1990年代に入ると、セドリック/グロリアは4ドアハードトップのみに絞られた。従来型の4ドアセダンは残るが、前型を継続販売することでモデルチェンジは行われていない。
1991年に登場した9代目、Y32(ワイサンニー)という、型式番号で愛称されることもあったセドリック/グロリアは、これより先に登場した最上級車種の「シーマ」と共通のV型6気筒エンジンを搭載する車種も選べるなど、これまで以上に上級で高性能な1台という存在になった。
グランツーリスモとブロアムという2つの選択肢
また、ここまで国内の新車の多くが異形ヘッドランプと呼ばれ、一体構造のヘッドランプで車体の造形やラジエターグリルとの一体感を表現するようになっていたが、9代目となるセドリック/グロリアでは、あえて昔ながらの丸目4灯の意匠をグランツーリスモという車種に用い、他にない存在感や、ある種の迫力をもたらした。クラウンが車体と一体感を強める異形ヘッドランプを採用し続けたのに対し、セドリック/グロリアの独自性は遠めに見ても明らかだった。それをグランツーリスモというブランドとして位置づけ、セドリック/グロリアを象徴するようになっていく。クラウンではなく、あえてセドリック/グロリアを選ぶ理由がひとつ加わった。

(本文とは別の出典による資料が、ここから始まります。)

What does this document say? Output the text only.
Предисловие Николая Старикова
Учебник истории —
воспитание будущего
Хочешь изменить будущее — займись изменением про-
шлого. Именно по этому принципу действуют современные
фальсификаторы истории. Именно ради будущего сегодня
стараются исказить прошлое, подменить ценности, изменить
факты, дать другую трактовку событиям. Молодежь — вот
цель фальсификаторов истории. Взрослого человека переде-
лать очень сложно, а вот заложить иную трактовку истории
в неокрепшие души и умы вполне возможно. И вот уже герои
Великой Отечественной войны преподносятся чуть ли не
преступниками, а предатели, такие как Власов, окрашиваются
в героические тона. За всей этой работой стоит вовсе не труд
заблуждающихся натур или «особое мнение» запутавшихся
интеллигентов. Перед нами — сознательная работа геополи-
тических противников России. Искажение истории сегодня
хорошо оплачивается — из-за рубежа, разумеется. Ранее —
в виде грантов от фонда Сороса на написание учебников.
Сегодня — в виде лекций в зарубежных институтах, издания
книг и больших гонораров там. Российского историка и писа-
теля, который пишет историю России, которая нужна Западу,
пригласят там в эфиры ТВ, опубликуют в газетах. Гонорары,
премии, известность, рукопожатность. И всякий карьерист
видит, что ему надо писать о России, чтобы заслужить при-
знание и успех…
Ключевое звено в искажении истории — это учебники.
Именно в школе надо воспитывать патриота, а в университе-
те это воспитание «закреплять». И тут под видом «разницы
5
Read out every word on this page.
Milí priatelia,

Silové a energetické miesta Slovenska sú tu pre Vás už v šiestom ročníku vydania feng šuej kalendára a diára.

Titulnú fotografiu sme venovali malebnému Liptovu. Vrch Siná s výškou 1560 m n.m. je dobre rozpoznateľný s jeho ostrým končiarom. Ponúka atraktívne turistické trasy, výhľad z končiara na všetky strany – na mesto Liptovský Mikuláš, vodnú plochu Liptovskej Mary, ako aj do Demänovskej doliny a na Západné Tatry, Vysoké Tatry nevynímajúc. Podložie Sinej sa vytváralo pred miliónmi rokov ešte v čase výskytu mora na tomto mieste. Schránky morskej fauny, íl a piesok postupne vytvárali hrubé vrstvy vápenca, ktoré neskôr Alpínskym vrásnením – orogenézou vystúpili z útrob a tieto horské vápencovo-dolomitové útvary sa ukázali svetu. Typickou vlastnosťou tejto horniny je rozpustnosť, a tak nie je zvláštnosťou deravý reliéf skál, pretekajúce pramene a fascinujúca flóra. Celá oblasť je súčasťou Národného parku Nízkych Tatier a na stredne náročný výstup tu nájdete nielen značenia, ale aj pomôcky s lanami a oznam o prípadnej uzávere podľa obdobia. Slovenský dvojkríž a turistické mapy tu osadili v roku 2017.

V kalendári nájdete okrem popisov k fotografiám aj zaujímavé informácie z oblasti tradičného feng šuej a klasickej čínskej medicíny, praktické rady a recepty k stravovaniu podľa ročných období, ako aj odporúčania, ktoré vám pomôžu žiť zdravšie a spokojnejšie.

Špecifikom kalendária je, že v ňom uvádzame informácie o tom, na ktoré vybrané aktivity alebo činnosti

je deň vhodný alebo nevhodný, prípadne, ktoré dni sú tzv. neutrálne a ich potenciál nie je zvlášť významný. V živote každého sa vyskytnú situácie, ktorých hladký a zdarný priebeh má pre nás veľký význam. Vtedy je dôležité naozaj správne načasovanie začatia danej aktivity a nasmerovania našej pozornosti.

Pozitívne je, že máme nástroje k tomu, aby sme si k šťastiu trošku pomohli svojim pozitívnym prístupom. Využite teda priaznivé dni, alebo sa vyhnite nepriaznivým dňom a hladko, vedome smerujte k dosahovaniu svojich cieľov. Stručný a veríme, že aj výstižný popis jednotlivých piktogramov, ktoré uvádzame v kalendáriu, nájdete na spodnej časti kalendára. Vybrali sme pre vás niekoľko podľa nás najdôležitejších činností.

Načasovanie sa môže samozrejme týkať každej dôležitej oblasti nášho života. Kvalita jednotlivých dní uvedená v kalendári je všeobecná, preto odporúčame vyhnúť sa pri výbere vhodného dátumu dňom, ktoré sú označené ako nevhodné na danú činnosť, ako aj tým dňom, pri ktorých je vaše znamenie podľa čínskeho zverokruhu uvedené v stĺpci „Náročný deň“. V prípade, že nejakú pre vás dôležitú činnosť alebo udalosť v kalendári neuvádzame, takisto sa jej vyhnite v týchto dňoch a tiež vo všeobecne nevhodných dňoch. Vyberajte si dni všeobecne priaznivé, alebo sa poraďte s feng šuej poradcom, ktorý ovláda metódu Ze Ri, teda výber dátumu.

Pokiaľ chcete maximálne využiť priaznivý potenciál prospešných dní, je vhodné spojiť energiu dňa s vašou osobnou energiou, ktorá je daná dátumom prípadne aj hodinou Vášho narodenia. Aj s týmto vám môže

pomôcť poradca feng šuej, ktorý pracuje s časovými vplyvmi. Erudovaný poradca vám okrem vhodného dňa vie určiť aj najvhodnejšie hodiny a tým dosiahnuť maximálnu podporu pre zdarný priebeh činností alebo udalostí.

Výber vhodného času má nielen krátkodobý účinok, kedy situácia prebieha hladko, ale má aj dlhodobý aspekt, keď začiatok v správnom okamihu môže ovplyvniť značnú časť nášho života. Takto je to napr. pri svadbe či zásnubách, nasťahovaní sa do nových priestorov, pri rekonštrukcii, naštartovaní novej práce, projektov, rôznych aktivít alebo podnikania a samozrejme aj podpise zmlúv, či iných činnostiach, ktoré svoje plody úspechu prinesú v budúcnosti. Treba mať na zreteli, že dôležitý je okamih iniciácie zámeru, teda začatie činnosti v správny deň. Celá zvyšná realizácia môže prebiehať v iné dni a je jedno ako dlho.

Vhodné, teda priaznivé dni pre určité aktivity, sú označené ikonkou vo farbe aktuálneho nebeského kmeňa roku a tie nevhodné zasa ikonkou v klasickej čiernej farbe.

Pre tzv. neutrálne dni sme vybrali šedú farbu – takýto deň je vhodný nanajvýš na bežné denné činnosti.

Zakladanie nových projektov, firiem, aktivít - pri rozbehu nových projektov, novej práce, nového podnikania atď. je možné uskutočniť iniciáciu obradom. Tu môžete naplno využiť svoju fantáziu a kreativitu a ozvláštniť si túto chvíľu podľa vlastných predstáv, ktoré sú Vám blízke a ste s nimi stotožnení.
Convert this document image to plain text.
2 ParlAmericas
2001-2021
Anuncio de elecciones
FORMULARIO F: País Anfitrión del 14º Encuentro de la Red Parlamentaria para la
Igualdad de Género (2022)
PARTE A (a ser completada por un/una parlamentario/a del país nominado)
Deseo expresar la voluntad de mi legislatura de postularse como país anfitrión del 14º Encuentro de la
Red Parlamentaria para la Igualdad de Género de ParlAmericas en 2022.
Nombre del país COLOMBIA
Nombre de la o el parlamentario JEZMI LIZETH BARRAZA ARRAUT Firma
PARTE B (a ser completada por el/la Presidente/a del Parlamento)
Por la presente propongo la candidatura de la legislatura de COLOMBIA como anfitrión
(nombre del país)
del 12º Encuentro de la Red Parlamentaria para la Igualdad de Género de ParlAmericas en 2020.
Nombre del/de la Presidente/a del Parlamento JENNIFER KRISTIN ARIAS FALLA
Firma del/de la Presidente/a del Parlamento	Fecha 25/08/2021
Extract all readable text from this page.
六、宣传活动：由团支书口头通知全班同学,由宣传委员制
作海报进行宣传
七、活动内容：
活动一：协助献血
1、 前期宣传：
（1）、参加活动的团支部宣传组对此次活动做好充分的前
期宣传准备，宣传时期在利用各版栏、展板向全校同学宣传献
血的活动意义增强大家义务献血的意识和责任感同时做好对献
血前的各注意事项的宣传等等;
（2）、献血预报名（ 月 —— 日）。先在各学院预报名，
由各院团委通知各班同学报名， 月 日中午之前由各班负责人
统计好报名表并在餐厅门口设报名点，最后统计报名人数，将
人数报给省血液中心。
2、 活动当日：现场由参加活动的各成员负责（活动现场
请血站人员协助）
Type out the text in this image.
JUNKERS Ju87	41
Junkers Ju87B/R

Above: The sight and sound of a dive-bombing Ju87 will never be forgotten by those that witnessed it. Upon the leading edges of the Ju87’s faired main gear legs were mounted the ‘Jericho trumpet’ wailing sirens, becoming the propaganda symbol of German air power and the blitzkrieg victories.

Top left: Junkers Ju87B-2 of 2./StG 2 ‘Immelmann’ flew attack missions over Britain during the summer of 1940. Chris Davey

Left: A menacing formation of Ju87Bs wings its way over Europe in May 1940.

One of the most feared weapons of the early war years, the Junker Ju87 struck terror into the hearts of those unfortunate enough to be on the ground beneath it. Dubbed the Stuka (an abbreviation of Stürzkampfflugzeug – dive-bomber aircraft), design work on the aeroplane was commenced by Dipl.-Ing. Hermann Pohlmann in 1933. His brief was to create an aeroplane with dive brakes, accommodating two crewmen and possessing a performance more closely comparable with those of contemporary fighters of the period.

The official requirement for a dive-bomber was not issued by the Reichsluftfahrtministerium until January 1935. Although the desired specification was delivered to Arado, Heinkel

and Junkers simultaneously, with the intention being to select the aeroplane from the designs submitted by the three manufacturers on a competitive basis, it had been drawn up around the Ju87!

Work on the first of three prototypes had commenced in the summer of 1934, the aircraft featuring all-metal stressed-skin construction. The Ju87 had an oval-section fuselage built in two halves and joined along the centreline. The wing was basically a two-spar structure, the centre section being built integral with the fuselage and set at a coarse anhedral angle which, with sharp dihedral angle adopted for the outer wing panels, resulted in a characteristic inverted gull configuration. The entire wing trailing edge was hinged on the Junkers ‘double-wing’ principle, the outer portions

一方、ブロアムと呼ばれる車種は、上質な乗り味を特徴とする車種に位置づけられ、こちらは異形ヘッドランプを用いることで上級さを表したのである。
クラウンが、アスリートとロイヤルという車名で特徴を色わけするのと同じように、グランツーリスモとブロアムは、セドリック/グロリアに2色の選択肢をもたらした。この時期のクラウンは販売がやや不調で、セドリック/グロリアがクラウンを上まわる販売実績を残したことも記憶される出来事だ。クラウンが、アスリートの存在をこの先強化したのも、そうした危機感の表れといえるかもしれない。